Response to: Modelling paternal exposure as a negative control.

We agree with Brew, et al. that the way we presented the paternal negative control directed acyclic graph (DAG) has the potential for confusion, and appreciate the opportunity to clarify our reasoning. Lipsitch’s original negative control DAG includes nodes for measured and unmeasured confounders L and U, with a dashed line between L and U indicating that either may cause the other, and they may share common causes. The utility of paternal exposure B as a negative control depends on the extent to which paternal exposure shares common causes with maternal exposure A.

Brew et al. split their confounding nodes into shared, maternal and paternal factors (1, 2 and 3), each including both measured (L) and unmeasured (U) variables. In addition, paternal exposure B may have an effect on maternal exposure, but not the converse. Incoming arrows to maternal exposure A come from L1/U1, L2/U2 and B, and incoming arrows to paternal exposure B come from L1/U1 and L3/U3. By definition then, A and B are not U comparable.

By contrast, our paper includes a single U that includes all unmeasured confounders shared by the parents. The concept of ‘sharedness’ allows us to add strength to our assumptions about U-comparability. Brew et al. are correct that there might be an arrow between paternal measured confounders and maternal antidepressant use, as well as with shared confounders. We separated measured confounders (L in the original Lipsitch paper) into maternal and paternal (L1 and L2) to facilitate the connection with the two steps in model adjustment. We presented a simplified DAG that omits arrows from L2 to B and U because, in order to find a biased association between paternal antidepressants and the outcome after adjustment for measured confounders, only the arrows with shared confounders were necessary. We prefer our DAG, combined with the hierarchical analytical approach used to estimate paternal negative exposure effects, as shown in Table 1 of our paper. These estimates allow readers to sequentially add control for U, L1 and L2, showing increasing attenuation of associations to demonstrate the potential for residual confounding.

However, we recognize that our choice of labels for L1 and L2, in which we equate paternal factors with being non-shared and maternal factors with being shared, invites confusion and is in need of revision. The formulation in Brew et al. readily lends itself to thinking carefully about multiple potentially overlooked sources of confounding, and we appreciate their bringing it to our attention. Importantly, although our papers differ in the conceptualization of splitting L and U into multiple nodes, the DAGs in both papers result in identical analytical approaches and assumptions about U-comparability.

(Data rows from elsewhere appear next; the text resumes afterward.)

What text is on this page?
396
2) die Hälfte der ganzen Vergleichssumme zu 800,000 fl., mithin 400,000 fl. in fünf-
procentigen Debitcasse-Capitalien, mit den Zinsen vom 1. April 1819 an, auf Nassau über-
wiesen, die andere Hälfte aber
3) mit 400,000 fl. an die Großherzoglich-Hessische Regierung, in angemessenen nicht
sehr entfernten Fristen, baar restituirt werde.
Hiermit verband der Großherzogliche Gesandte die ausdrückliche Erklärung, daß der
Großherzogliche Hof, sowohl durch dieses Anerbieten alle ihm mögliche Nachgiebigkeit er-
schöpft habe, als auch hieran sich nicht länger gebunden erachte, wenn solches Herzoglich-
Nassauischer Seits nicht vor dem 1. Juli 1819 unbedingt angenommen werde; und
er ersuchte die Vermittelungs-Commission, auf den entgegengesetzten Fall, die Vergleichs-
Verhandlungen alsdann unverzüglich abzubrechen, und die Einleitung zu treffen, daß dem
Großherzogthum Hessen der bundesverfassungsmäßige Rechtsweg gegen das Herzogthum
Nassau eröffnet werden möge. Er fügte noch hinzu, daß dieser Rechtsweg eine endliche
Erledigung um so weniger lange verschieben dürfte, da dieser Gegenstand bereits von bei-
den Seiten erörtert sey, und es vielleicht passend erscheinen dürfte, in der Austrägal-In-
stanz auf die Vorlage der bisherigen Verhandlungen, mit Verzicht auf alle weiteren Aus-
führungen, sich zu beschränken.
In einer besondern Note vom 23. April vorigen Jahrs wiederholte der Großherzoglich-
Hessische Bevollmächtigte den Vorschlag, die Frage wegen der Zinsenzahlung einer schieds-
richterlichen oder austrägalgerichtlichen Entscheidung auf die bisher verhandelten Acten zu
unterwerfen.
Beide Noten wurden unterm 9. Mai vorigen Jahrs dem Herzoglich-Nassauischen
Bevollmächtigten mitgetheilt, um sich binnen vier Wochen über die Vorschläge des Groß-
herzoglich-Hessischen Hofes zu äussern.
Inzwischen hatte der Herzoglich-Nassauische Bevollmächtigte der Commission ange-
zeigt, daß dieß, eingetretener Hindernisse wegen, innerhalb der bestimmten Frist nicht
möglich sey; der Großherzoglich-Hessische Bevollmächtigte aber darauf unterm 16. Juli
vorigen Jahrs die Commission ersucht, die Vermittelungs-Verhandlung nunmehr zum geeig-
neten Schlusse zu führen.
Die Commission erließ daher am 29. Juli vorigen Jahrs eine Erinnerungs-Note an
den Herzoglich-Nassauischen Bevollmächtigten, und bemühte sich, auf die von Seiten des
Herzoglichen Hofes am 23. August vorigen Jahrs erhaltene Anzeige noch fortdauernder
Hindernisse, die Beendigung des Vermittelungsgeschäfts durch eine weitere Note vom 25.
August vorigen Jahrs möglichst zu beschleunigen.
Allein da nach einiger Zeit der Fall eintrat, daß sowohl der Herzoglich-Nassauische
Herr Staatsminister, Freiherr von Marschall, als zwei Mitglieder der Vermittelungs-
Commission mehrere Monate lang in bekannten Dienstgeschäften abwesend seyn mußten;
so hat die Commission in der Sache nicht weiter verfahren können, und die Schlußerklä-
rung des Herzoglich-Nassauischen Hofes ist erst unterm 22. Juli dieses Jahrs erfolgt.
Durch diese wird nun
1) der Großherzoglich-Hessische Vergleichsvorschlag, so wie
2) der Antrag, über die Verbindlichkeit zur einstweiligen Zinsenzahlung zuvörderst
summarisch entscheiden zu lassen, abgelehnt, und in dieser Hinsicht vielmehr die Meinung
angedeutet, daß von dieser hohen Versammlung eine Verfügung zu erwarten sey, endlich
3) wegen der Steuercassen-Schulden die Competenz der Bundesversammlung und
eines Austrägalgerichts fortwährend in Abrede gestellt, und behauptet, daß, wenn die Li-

With respect to the omitted confounders suggested by the authors, breastfeeding and indeed any postnatal factors cannot be confounders, and so are not a concern here. Maternal chronic illnesses other than depression, as well as any other unmeasured parent-specific or non-shared factor, may additionally confound the maternal effect estimates. As discussed in Lipsitch as well as our paper and the article from Brew and Gong, the paternal negative control is designed to control confounding that is a common cause of maternal exposure, paternal exposure and the outcome. We should not expect the paternal control to address other forms of confounding, and must rely on other methods, such as quantitative bias analysis.

The authors additionally suggest that the results of the maternal exposure analysis do not support the need for a negative control, and further, that the results of the paternal control analysis do not suggest residual confounding. We respectfully disagree. In our study, estimates were essentially null for all antidepressants, but remained elevated for selective serotonin reuptake inhibitors for both maternal and paternal exposure models, albeit with confidence intervals that included the null. It is important to note, however, that we undertook this study in the context of multiple studies on the association between prenatal exposure to antidepressants and risk of childhood neurodevelopmental problems which have consistently observed elevated risks. Given concerns that this area of research is particularly vulnerable to confounding by indication, especially heritable risk of depression, we used data from the Norwegian Mother Father and Child Cohort Study as an example to illustrate the paternal control method for prenatal medication exposures.

The study of medication safety during pregnancy often involves confronting intractable confounding. Negative control studies are an important component of triangulating causal effects to provide bounds for sources of bias. We hope that this clarification of our paper, as well as the paper from Brew and colleagues, will prove helpful to researchers interested in applying the paternal negative control design to their own studies.

Conflict of Interest

MW, JC, EY and HN report no conflict. SHD reports being an investigator in research grants to her institution from GSK, Eli Lilly and Takeda, and consulting for Roche and UCB.